Nichts ist wie es scheint und nichts scheint so zu sein wie es ist. All das, was das Ego einmal an konkreten und erfolgversprechenden Vorgehensweisen als „bombensicher“ abgespeichert hat, löst sich schon seit längerem in Luft auf, ist nicht mehr anzuwenden. Hinzu kommt die Schnelligkeit der wechselnden Gegebenheiten. Von den von außen hereinströmenden Energien und den zusätzlichen Beeinflussungen des Kollektivs und den Menschen um uns alle herum, gar nicht zu reden. Wer da nicht konsequent bei sich selbst bleibt, in sich zentriert und nur auf das eigene Herzensgefühl fokussiert, verliert sich zwangsläufig irgendwo im Herbstnebel.
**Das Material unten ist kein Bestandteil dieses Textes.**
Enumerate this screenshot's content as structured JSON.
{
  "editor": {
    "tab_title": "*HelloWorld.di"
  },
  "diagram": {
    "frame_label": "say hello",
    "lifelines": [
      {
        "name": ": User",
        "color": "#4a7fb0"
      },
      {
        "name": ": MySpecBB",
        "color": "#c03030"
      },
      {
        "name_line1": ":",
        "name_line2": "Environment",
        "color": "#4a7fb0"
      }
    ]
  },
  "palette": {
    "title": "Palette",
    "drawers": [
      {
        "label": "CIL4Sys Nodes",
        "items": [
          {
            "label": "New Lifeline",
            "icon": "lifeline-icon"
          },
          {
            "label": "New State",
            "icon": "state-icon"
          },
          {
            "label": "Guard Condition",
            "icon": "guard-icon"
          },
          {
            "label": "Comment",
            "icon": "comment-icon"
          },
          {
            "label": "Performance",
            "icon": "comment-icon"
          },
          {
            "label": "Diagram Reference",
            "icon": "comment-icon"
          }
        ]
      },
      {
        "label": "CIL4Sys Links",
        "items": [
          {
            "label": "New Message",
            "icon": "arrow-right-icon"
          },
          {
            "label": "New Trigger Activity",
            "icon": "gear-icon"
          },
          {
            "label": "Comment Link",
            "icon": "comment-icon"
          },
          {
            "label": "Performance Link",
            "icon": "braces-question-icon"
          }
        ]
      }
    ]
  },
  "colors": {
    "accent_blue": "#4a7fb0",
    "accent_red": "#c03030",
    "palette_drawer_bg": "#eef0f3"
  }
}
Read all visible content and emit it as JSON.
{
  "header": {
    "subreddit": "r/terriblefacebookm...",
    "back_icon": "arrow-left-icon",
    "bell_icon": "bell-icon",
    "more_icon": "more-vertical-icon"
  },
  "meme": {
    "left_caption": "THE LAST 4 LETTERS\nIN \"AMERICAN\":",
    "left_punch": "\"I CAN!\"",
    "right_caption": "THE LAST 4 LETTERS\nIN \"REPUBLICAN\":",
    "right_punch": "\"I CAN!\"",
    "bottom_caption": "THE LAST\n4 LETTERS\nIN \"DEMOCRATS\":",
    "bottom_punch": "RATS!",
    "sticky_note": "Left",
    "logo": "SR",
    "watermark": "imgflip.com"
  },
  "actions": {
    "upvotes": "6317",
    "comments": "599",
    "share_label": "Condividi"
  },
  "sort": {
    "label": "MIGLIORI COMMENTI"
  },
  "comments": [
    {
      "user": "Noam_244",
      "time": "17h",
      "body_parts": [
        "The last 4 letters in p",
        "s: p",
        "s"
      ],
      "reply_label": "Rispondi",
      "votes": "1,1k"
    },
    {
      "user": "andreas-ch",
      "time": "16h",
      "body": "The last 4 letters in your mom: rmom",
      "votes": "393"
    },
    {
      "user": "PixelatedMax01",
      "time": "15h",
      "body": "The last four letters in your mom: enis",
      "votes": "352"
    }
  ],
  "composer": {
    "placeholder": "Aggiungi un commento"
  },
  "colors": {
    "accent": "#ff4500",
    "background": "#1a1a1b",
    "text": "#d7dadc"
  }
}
Es scheint, als wäre alles so undurchsichtig, dass nicht einmal der beste Hellseher noch sagen könnte, wo der Weg hinführt. 

Wenn man mich diesbezüglich nach dem Warum fragen würde, so wäre meine Antwort, dass auch dies genau im Plan ist. Was könnte uns alle besser schulen ins Vertrauen zu kommen, und auf das eigene Herz zu hören, als das Entfernen aller Wegweiser auf die wir uns jemals gestützt und verlassen haben. 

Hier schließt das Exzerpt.